Теперь Касаткин или кричал во сне, или мучился бессонницей.
Правда, Костины женщины были молодцы. Катя ревновала к публике скромно и даже справилась с подвальным стрессом. Маняша сказала, что, если у Кости нет сейчас денег заплатить за бабушку, она подождет. В редакции Виктория Петровна показала себя с лучшей стороны: она опять снимала трубку, спрашивала: «Кто говорит?» – и подзывала Костю очень выборочно. Чаще сама отвечала. Даже собственные длинные, окутанные тайной телефонные разговоры Виктория прекратила. Она не хотела беспокоить Касатика.
Но покой и не снился.
19
ПРЕДСТАВИТЕЛЬ ФАНТОМАСА
А Костин роман с милицией, в общем платонический, продолжался.

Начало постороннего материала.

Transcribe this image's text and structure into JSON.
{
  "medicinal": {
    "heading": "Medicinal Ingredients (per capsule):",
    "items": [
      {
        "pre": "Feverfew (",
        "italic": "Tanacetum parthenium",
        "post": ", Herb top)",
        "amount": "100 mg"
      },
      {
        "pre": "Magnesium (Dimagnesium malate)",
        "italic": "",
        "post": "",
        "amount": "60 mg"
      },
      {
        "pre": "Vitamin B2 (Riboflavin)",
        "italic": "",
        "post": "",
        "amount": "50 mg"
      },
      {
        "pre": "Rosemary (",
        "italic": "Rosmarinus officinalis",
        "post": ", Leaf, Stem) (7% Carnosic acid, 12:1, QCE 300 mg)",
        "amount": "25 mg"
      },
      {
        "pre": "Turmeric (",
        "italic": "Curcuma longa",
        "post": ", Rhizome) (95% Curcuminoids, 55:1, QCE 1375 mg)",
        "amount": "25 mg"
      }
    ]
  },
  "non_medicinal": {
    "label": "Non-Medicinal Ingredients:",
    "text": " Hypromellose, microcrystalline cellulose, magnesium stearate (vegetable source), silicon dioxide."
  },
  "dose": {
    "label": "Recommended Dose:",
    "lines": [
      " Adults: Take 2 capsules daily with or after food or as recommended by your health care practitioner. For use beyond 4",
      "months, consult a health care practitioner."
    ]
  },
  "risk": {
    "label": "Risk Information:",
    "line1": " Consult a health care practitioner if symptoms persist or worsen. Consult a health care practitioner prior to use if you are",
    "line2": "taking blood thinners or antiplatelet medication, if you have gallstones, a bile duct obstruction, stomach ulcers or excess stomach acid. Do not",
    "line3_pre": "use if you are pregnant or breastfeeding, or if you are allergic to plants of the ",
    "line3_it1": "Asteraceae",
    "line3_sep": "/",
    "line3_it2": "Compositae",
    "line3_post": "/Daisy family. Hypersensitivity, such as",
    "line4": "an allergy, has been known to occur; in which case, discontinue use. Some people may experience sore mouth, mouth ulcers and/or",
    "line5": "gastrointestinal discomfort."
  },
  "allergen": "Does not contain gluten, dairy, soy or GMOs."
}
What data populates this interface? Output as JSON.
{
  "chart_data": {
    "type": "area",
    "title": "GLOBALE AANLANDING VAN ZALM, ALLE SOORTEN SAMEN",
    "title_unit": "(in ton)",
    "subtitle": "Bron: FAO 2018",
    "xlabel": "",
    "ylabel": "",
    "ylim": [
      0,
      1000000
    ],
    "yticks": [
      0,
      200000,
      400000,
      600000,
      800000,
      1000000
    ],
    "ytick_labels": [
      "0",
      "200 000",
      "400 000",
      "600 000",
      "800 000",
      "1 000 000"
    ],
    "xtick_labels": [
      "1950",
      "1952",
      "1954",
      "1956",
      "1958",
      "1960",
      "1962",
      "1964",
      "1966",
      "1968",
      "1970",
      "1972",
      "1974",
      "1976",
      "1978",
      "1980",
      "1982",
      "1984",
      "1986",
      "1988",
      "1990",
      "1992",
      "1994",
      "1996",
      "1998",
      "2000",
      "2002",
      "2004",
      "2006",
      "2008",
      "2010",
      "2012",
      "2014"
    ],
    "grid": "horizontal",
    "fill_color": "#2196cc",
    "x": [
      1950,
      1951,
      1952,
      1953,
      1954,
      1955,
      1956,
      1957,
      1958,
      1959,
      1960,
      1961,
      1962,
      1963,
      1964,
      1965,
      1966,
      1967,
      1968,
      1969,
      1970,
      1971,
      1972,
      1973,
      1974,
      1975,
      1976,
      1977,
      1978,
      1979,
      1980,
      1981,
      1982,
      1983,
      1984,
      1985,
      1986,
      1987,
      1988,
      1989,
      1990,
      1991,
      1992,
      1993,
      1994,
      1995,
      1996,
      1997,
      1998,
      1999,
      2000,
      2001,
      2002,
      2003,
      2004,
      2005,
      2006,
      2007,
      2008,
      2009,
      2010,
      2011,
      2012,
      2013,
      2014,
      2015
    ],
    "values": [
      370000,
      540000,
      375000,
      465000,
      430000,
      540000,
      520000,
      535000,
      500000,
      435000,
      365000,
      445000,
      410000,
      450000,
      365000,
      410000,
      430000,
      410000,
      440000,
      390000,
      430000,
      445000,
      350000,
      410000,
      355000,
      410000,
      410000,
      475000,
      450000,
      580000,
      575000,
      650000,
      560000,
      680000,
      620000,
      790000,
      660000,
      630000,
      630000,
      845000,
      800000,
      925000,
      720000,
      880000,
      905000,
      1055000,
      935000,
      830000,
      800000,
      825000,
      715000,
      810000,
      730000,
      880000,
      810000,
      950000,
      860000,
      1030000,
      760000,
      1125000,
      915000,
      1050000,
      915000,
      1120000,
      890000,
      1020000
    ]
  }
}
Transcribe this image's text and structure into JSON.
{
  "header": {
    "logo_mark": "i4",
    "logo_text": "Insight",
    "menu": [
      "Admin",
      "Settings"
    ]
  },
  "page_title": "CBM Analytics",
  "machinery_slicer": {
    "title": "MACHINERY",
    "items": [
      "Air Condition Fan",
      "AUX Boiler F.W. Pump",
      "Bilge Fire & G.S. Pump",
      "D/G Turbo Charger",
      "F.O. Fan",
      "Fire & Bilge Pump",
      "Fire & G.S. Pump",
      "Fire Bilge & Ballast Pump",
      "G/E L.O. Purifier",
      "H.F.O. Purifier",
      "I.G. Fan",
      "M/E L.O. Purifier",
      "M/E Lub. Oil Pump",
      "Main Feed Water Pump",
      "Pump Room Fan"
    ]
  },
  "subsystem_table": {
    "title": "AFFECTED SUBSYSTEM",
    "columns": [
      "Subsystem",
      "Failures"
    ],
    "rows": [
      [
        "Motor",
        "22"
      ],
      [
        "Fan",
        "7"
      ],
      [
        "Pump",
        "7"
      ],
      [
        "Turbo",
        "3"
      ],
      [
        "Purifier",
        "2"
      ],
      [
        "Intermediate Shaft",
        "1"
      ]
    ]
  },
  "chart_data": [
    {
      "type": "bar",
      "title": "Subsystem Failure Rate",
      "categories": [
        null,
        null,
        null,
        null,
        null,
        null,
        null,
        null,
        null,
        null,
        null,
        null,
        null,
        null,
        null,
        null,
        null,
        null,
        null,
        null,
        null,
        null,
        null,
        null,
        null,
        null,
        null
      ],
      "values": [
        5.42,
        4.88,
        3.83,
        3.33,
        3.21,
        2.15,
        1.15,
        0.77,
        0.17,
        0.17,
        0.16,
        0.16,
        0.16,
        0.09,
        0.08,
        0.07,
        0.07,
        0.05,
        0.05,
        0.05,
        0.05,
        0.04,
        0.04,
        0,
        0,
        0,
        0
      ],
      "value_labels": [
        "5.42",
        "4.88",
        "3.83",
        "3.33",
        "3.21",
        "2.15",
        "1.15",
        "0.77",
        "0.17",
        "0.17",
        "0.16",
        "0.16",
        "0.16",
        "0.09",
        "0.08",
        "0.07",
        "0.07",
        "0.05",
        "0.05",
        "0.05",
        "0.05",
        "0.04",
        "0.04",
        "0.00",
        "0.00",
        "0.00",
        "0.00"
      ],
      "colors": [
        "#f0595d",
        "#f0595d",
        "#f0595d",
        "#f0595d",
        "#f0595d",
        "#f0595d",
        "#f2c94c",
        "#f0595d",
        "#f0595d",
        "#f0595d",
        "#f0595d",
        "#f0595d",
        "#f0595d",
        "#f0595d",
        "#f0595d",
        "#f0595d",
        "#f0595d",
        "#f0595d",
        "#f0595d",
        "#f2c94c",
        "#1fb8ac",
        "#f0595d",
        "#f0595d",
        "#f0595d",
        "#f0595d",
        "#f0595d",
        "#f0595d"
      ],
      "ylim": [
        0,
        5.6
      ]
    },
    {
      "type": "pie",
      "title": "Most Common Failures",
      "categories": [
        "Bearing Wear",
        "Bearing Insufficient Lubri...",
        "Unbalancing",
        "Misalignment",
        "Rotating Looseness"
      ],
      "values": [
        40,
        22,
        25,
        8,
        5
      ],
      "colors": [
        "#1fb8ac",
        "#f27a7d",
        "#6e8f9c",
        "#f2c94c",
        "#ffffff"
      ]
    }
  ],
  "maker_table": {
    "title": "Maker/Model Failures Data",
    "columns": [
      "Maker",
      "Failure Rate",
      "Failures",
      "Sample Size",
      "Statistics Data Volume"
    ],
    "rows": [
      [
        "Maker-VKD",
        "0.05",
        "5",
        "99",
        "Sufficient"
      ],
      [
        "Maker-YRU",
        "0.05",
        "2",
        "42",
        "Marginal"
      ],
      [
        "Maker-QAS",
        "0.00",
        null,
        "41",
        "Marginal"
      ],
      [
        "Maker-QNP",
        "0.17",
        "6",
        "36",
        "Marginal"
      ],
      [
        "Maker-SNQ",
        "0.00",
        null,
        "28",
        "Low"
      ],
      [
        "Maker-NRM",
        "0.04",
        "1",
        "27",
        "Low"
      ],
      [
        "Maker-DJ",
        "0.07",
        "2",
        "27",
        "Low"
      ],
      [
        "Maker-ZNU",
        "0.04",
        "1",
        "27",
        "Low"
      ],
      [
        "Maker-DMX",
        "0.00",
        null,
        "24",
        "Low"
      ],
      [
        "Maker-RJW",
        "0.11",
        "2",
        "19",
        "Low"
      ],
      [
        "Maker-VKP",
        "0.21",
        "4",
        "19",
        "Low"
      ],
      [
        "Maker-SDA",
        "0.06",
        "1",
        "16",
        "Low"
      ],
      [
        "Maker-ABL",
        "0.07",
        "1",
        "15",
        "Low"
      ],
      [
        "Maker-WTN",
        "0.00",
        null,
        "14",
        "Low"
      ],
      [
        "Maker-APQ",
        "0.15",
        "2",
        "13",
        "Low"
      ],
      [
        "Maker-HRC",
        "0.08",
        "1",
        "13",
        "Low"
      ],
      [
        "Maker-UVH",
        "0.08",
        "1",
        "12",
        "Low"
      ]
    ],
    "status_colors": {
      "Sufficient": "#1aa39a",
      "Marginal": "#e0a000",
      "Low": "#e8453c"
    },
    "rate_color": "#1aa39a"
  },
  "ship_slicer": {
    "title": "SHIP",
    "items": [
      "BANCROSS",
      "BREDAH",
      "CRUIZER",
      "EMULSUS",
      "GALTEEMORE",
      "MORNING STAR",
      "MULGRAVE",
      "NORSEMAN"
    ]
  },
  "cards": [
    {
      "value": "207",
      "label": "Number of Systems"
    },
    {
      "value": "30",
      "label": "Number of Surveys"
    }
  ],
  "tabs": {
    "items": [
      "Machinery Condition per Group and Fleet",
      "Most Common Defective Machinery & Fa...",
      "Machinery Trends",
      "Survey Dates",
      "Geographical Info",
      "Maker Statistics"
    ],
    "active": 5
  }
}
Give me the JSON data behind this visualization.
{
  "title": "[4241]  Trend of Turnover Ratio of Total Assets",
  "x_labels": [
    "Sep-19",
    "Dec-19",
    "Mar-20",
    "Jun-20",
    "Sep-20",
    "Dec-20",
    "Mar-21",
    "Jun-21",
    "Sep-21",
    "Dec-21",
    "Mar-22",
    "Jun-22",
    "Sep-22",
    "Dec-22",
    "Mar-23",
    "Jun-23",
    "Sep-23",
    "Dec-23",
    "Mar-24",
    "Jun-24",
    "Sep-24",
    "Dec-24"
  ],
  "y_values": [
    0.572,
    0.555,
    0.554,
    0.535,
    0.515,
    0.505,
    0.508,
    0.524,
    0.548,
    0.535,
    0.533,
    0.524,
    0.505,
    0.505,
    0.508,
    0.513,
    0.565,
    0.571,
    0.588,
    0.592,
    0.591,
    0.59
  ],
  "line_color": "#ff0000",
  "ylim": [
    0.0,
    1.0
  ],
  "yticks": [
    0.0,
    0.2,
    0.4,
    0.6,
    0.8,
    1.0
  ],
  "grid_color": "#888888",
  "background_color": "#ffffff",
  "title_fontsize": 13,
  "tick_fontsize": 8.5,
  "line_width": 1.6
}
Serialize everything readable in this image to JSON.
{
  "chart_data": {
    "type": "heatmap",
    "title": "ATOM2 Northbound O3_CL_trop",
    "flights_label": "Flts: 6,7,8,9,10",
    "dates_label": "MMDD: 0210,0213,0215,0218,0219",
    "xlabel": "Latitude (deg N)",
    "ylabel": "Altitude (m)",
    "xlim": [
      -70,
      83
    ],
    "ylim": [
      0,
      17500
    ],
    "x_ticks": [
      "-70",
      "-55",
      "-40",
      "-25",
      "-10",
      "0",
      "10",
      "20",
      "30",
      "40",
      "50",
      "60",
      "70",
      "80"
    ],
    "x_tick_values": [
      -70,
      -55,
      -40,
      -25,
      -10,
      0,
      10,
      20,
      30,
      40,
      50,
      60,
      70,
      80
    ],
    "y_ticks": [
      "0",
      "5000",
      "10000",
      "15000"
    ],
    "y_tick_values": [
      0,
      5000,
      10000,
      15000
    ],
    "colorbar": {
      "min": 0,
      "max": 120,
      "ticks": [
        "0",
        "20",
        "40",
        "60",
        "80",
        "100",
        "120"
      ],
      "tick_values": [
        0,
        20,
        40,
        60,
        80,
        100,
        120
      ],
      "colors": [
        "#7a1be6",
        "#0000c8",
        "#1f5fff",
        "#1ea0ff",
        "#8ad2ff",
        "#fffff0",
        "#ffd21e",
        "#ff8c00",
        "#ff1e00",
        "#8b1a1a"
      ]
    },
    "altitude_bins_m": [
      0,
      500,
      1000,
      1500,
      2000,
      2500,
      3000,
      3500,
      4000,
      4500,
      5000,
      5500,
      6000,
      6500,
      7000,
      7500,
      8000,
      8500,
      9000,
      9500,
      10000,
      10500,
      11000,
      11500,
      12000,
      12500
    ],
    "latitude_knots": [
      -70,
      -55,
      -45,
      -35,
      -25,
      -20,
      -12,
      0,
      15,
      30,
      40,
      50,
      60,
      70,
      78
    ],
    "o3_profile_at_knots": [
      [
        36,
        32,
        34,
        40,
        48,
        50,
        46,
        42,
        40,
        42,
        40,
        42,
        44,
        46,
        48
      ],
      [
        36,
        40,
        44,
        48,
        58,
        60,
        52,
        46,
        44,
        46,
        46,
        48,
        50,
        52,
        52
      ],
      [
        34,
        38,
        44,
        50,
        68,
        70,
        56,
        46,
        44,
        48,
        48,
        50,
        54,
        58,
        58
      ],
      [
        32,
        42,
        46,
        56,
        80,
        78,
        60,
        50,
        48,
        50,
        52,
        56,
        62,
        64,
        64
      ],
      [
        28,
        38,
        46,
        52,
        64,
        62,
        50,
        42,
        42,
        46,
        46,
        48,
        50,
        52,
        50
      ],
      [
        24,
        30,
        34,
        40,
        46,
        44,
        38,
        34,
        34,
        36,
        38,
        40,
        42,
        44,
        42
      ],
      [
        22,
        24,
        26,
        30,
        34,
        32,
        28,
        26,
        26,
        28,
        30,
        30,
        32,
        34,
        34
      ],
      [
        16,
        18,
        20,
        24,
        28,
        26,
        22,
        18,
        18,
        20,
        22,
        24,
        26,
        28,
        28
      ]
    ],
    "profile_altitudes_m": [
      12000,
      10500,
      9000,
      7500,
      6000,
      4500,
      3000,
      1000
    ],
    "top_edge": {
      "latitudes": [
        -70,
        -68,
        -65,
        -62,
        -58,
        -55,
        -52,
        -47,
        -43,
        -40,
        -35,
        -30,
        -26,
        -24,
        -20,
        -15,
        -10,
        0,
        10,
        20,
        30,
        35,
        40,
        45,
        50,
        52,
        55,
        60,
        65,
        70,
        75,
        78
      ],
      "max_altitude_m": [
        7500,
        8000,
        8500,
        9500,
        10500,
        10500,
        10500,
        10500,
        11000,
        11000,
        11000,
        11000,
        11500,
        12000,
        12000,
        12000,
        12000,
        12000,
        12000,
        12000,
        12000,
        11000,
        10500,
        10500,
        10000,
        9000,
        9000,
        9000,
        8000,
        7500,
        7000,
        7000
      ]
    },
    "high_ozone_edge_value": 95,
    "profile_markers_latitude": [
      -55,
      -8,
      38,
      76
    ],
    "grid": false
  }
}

Участковый Николай Николаевич Овсянников и молоденький Дима Минин навестили его. Но только уже ради следствия. «Костиным», то есть «фантомасовским», делом занялись верхи.
Сперва Костя ходил на Петровку к следователю Савицкому, к оперативникам Соловьеву и Семенову, видел даже начальника их, полковника Колокольникова. Потом они сами приходили говорить к Косте, потом опять вызывали к себе закреплять показания.
Но закреплять было особо и нечего.
Сам Костя преступника не видел. Очевидцев опросили по второму разу. Но продавщицы, в том числе со Сретенки и Цветного, покупатели с Лубянки, где увели панагию, уже сказали всё, что могли, в районных отделениях два месяца назад. Этосамовские касаткин-ские газетные художества – не доказательства.
Катя тоже рассказала всё, что знала. Костя верил, что не врет. Скрывать ей нечего. Всё, что есть у нее, – Костя и работа в библиотеке.
К тому же у Кати есть свидетель – бомж.
Бомжа из сквера нашли в морге. Тип утонул там же в фонтане. Странно, зачем фонтан включили, если сквер все равно огорожен строительными бытовками. Костя опознал ушанку. Разговор с бомжом Касаткин помнил, но толку от алкаша – как от козла молока. Бомж твердил про мужика и бабу.
Но его «мелкому чернявому мужику с белой говешкой на ветровке» соответствовала гражданка Смирнова Екатерина Евгеньевна, стриженая, в куртке «Найк». Тем более, что первой спустилась она, по ее словам. Значит, если Катя – «чернявый», то человек в робе и с хвостиком – и есть тот самый, «проводник». Хвостом могли быть щегольские, нестриженые и стянутые сзади волосы или парик.
Можно предположить, что преступник – женщина. Костя задумался, конечно. Но нет, дух не тот. Наглый, резкий и размашистый. У женщины действия ограничены, уютны, не масштабны.